Teachers in the private school (part 3) [Archives:2008/1219/Community]
By: Mofeed Aljaad
After discussing the difficult obstacles and financial problems facing private school teachers, I shall explore the reasons behind these problems. Through this final article I would like to inform the reader of my primary aim in writing this series on such an important topic.
My purpose is to clarify to Yemeni people the significant status of teachers within society, exposing the problems faced by private school teachers so as to help those concerned find an appropriate solution to such problems.
However, ambiguity remains surrounding who is responsible for the miserable conditions facing private school teachers; is it the government, or the private school itself? In fact, the government holds responsibility for assigning teachers their status, and is also responsible for the private education system, as it is the institution to which it is concerned.
Before the beginning of this academic year we heard that the government intends to fix a suitable salary for teachers in the private sector; a decision which was met with a sense of relief and happiness among those affected.
However, by the start of the academic year it became apparent that this was simply government rumor, leading these teachers to believe that the government is unconcerned by their predicament. In many respects, the government can be seen as the entity responsible for the state of the education system, and even teacher status in the private schools.
Firstly, the government has failed to solve the huge unemployment crises currently facing Yemen. As a result, unemployed university graduates are exploited by the private schools, who offer them pitiful salaries in an effort to maximize profits. With few other options, these graduates are forced to accept such poorly paid work. Moreover, the schools under the auspices of the government lack much that is essential to the successful running of a school, such as qualified teachers, text books, and even suitable classrooms. The extreme class sizes within the public sector further hinder the education process. As a result, parents are wont to register their sons and daughters in the private school system, in an effort to provide them with a better education.
Secondly, if the government were to provide the public school students with all the facilities and materials that they need, there would be far fewer private schools. That is to say, if education in the public school system was better than that found in private schools, parents would opt not to register their sons and daughters in private schools. When a friend of mine, who completed his preparatory and secondary education in the U.S.A, told me that there are no private schools in New York City, I was shocked. He then told me that the American government employs all its university graduates and provides public schools with the requisite facilities, at which point I understood why this might be the case.

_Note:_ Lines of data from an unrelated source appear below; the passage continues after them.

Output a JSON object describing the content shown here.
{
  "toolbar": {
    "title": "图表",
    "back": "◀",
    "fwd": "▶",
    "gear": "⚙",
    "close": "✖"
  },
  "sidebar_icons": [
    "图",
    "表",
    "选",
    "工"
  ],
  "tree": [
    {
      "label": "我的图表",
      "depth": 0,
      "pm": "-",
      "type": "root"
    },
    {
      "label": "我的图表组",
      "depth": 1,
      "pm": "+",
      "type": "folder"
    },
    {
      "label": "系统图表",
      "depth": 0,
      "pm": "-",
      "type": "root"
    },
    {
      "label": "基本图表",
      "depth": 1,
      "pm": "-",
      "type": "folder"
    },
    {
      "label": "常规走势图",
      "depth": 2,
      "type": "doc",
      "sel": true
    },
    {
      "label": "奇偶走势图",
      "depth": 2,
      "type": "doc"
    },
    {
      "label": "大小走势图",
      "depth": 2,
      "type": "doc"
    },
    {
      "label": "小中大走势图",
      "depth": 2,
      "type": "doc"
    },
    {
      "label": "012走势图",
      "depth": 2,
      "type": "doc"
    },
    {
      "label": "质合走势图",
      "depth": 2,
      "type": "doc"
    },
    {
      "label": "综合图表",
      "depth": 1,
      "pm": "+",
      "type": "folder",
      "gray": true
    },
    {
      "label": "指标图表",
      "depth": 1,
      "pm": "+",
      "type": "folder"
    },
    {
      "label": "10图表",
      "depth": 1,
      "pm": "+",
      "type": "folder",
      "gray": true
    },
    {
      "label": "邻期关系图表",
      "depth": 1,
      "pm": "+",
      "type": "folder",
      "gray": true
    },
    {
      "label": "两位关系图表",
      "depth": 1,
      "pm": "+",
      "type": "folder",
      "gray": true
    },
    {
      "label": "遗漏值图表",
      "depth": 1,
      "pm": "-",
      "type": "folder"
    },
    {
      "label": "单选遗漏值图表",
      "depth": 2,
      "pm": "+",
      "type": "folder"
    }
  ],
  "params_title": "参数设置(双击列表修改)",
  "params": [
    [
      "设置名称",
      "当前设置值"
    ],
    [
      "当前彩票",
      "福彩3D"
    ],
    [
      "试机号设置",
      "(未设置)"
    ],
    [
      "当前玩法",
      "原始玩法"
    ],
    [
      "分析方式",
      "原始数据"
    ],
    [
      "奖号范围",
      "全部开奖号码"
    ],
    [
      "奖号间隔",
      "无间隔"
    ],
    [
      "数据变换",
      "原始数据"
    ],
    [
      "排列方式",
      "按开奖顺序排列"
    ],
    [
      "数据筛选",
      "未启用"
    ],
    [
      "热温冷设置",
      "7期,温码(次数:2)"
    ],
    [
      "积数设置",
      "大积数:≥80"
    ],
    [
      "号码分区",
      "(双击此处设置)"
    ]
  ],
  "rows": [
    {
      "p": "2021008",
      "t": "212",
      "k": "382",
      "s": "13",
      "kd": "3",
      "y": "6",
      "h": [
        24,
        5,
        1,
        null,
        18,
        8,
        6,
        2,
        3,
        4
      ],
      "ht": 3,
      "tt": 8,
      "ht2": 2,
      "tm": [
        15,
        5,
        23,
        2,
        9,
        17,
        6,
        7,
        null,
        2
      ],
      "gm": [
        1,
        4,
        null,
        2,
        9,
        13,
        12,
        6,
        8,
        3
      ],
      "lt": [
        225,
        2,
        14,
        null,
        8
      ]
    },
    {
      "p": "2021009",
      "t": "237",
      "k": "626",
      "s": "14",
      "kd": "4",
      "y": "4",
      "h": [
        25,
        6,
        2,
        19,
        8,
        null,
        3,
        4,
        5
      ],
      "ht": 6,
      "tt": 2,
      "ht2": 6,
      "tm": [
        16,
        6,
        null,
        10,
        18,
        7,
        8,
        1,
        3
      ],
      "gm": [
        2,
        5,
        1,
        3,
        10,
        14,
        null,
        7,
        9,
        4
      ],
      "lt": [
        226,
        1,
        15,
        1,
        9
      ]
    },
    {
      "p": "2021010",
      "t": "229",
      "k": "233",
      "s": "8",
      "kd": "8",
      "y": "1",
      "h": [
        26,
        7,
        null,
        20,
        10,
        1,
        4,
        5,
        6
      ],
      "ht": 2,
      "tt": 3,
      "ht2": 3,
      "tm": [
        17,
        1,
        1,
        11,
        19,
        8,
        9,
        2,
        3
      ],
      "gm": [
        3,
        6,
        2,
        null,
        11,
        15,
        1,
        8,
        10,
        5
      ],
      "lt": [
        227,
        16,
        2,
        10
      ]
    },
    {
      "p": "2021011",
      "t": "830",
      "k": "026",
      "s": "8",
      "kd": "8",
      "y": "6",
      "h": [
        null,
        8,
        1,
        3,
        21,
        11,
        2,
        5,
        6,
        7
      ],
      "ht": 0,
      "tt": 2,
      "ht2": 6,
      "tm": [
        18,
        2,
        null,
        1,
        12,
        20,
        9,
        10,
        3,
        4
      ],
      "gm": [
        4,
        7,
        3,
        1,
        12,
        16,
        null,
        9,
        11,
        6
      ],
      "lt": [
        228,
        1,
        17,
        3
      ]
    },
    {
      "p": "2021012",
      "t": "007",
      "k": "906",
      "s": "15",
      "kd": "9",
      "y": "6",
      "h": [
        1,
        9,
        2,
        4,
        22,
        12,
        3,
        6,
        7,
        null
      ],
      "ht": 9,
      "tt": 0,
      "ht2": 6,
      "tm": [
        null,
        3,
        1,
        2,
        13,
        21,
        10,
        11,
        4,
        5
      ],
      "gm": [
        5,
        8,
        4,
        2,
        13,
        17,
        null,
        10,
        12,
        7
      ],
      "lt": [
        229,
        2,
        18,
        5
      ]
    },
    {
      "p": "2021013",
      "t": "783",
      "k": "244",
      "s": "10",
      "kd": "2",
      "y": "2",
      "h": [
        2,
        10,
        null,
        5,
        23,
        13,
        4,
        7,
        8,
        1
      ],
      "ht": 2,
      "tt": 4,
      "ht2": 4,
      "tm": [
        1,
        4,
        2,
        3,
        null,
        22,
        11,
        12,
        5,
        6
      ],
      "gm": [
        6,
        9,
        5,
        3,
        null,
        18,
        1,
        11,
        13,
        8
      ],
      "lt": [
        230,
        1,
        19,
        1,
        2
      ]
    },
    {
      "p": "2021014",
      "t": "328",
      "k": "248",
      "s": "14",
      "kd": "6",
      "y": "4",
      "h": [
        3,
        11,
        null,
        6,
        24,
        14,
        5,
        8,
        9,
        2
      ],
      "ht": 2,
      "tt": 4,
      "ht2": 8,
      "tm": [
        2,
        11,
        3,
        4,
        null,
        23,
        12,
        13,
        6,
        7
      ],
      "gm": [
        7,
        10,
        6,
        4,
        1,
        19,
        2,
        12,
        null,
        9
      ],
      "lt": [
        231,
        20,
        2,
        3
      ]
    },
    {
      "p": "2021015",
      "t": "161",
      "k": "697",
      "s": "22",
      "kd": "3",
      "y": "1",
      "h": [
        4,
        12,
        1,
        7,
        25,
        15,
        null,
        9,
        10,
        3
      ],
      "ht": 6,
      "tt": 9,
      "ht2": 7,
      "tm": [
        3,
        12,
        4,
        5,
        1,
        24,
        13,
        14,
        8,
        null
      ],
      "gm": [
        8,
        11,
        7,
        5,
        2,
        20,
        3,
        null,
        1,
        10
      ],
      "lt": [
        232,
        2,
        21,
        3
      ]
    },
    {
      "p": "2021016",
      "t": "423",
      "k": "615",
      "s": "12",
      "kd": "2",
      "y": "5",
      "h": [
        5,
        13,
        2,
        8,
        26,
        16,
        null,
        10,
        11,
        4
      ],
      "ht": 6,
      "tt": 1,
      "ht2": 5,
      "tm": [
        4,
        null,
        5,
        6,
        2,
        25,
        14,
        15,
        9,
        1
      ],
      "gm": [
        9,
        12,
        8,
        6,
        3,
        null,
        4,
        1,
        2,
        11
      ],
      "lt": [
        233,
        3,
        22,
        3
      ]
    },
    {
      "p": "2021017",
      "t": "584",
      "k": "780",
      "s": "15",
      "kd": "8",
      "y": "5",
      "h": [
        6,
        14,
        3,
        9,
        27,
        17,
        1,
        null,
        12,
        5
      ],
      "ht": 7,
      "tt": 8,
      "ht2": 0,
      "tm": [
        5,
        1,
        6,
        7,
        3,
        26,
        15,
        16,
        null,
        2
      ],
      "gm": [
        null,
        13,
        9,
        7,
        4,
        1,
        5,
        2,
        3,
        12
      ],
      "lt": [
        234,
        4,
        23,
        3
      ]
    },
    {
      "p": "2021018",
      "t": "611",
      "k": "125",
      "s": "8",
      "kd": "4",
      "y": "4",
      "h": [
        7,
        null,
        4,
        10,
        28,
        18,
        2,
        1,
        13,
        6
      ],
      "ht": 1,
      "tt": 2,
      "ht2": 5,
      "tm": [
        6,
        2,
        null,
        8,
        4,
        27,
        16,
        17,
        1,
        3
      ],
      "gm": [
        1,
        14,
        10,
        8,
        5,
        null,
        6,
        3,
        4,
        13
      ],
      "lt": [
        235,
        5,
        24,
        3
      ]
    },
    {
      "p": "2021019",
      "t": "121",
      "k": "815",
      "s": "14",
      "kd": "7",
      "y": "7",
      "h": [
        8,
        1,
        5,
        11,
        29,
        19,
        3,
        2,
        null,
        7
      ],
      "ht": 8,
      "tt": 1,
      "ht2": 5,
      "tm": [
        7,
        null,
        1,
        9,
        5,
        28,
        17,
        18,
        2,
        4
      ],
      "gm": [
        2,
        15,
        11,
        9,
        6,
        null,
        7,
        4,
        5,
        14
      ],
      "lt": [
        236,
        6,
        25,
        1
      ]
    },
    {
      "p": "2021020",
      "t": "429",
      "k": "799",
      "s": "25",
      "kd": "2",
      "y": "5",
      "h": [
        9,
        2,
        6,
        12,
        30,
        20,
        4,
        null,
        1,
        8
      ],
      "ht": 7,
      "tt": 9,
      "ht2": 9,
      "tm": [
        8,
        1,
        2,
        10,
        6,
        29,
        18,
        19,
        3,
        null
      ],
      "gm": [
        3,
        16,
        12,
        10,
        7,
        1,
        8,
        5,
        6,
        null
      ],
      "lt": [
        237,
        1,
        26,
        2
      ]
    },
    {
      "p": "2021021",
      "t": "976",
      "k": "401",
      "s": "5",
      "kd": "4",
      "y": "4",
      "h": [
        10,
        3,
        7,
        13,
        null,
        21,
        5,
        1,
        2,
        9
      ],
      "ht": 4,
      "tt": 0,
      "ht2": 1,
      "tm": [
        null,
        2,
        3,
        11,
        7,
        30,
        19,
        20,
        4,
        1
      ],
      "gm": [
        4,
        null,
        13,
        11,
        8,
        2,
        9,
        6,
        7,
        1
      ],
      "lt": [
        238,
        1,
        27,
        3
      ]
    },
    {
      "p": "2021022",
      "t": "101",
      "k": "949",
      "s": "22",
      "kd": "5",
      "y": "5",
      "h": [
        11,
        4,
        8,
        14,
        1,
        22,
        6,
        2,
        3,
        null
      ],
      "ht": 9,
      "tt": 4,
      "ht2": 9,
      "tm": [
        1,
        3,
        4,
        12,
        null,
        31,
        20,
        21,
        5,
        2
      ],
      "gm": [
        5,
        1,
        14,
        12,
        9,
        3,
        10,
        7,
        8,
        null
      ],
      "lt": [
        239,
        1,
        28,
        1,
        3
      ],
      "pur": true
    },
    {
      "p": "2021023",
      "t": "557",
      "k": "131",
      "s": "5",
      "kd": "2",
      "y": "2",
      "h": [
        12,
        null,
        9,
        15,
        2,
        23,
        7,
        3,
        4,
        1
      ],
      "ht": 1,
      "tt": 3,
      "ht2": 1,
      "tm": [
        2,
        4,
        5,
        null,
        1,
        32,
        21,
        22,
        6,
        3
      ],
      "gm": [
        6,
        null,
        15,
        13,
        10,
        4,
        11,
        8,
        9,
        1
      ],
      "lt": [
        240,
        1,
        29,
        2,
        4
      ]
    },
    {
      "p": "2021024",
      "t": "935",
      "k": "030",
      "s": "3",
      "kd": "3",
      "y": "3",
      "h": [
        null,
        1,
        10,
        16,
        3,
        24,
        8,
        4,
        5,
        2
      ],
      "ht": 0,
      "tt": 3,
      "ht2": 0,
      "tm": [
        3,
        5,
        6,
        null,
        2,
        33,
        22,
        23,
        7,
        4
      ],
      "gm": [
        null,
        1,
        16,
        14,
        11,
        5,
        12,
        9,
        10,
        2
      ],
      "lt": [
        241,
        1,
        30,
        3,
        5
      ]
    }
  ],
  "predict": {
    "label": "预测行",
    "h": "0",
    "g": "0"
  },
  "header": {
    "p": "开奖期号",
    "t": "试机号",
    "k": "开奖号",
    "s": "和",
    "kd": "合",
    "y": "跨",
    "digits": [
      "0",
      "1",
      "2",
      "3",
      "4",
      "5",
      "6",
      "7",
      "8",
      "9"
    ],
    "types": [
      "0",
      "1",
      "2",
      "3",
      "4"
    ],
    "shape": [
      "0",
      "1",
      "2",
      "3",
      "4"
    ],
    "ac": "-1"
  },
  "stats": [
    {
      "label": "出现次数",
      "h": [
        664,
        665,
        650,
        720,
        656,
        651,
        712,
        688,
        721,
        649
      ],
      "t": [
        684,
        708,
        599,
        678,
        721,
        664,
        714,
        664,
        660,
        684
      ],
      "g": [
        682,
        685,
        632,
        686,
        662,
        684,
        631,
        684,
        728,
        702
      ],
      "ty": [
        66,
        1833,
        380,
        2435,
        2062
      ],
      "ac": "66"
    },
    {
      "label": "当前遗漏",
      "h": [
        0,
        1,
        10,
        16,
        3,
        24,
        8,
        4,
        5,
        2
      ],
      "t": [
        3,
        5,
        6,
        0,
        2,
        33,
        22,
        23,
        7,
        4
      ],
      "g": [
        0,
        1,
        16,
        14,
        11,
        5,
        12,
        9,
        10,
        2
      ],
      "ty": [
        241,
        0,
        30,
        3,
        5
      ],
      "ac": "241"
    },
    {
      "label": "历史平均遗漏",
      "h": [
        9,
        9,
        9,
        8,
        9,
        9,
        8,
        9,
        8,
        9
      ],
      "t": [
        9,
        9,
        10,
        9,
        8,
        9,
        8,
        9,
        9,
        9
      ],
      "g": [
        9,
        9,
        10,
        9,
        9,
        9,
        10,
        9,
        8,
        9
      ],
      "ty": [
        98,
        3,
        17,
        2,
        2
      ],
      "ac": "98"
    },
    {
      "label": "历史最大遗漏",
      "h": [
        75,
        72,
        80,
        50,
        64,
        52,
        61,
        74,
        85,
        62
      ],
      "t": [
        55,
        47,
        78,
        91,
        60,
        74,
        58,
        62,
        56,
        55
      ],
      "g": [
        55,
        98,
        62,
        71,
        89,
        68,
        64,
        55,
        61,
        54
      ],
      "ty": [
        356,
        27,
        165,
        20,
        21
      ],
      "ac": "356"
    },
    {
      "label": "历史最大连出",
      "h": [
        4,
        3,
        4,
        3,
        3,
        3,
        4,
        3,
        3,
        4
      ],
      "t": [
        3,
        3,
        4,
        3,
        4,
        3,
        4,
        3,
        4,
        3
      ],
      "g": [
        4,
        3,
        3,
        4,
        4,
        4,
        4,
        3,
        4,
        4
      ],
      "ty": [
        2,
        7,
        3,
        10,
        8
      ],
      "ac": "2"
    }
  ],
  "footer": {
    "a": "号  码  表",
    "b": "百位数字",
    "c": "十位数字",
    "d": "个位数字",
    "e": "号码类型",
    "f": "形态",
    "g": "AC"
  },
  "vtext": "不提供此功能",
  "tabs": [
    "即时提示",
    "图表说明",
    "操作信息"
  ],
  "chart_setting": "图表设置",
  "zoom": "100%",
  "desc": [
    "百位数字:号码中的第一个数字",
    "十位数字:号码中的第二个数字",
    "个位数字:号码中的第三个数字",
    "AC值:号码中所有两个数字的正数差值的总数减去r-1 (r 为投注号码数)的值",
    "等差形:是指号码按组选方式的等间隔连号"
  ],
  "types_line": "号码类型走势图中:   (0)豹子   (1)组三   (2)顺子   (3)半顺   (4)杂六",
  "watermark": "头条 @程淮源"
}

Thirdly, despite the fact that government has the right to determine teacher salary and education system in the private school, it is yet to take any legal action toward implementing this control. Therefore, blame can be said to fall squarely on the shoulders of a government which continues to neglect the public education system, and so increases the popularity of private schools which are currently picking up the slack.
Ultimately, I have nothing to say but to extend my appeal to the Yemeni authorities to look seriously at the miserable conditions of private school teachers and take legal action to protect teachers' rights, as it is they who are the pillar of education.